John F. Kennedy, in 1963, of gunshot wounds; while in a motorcade in Dallas, Texas, he was shot by Lee Harvey Oswald and died later that same day.

Curse of Tippecanoe 
A well-known legend is the Curse of Tippecanoe in which Harrison, elected in 1840, was allegedly cursed by a Native American chief during the Battle of Tippecanoe, so that he and future Presidents elected in the years ending in "0" would die in office. The curse also affected Lincoln (1860), Garfield (1880), McKinley (1900), Harding (1920), Franklin D. Roosevelt (1940), and Kennedy (1960). Ronald Reagan, (1980) survived an assassination attempt in 1981, and would become one of the most well-known Presidents in history, popular among conservatives. George W. Bush (2000) also did not die in office. Joe Biden (2020), the incumbent president, is next in line of the curse.

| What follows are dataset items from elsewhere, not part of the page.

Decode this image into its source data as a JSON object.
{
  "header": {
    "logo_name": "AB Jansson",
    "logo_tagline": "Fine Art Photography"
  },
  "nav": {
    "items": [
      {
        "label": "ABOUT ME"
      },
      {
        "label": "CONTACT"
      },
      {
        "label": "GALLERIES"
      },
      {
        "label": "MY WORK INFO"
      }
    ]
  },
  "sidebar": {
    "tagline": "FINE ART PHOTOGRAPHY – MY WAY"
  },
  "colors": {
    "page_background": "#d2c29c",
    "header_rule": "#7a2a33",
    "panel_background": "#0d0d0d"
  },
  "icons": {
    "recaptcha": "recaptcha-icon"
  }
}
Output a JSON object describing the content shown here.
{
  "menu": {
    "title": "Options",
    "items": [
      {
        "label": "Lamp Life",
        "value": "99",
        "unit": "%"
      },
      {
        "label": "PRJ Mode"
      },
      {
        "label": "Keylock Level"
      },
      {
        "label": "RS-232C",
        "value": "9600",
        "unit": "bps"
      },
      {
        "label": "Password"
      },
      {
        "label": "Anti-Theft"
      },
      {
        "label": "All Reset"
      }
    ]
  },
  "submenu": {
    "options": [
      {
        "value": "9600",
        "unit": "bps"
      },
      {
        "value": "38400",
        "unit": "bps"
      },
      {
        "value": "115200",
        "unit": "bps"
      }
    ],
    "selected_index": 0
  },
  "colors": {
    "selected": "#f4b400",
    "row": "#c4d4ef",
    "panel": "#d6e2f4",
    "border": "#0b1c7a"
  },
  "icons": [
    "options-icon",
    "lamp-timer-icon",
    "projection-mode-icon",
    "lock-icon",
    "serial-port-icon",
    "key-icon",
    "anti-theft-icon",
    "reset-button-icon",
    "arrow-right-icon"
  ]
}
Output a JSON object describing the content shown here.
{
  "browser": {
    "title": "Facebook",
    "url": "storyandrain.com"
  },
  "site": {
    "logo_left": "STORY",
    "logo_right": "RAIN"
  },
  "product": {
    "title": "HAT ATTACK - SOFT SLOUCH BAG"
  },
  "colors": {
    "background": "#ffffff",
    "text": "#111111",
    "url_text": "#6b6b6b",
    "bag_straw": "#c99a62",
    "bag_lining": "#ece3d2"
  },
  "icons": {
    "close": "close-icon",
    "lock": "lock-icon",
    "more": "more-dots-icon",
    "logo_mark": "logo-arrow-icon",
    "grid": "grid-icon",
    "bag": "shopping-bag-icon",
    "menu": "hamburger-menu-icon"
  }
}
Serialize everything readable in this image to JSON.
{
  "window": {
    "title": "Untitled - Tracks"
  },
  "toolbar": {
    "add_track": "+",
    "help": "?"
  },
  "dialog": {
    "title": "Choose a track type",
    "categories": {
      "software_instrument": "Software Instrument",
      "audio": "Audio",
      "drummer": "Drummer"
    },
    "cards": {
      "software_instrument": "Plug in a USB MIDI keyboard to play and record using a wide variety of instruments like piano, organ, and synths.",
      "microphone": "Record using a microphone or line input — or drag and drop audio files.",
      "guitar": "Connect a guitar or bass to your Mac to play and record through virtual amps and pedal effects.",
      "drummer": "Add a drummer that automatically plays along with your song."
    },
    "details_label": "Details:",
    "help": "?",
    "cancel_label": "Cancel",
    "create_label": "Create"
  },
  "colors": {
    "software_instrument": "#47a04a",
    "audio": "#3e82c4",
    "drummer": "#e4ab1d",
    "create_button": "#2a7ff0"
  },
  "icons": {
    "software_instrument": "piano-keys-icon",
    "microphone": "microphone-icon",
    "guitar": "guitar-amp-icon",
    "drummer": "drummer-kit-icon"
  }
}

The curse did not affect Taylor, as he was elected in 1848.

State and local levels 

Many mayors (e.g., George Moscone, Harold Washington, Ed Lee) and state governors (e.g., Lurleen Wallace, Lawton Chiles, Frank O'Bannon) have died in office. Similar to the President being succeeded by the Vice President, in most states, the Governor is succeeded by the Lieutenant Governor. Unlike the President, however, mayors are usually succeeded by the president of the city's legislative branch, as acting mayor, upon the mayor's death.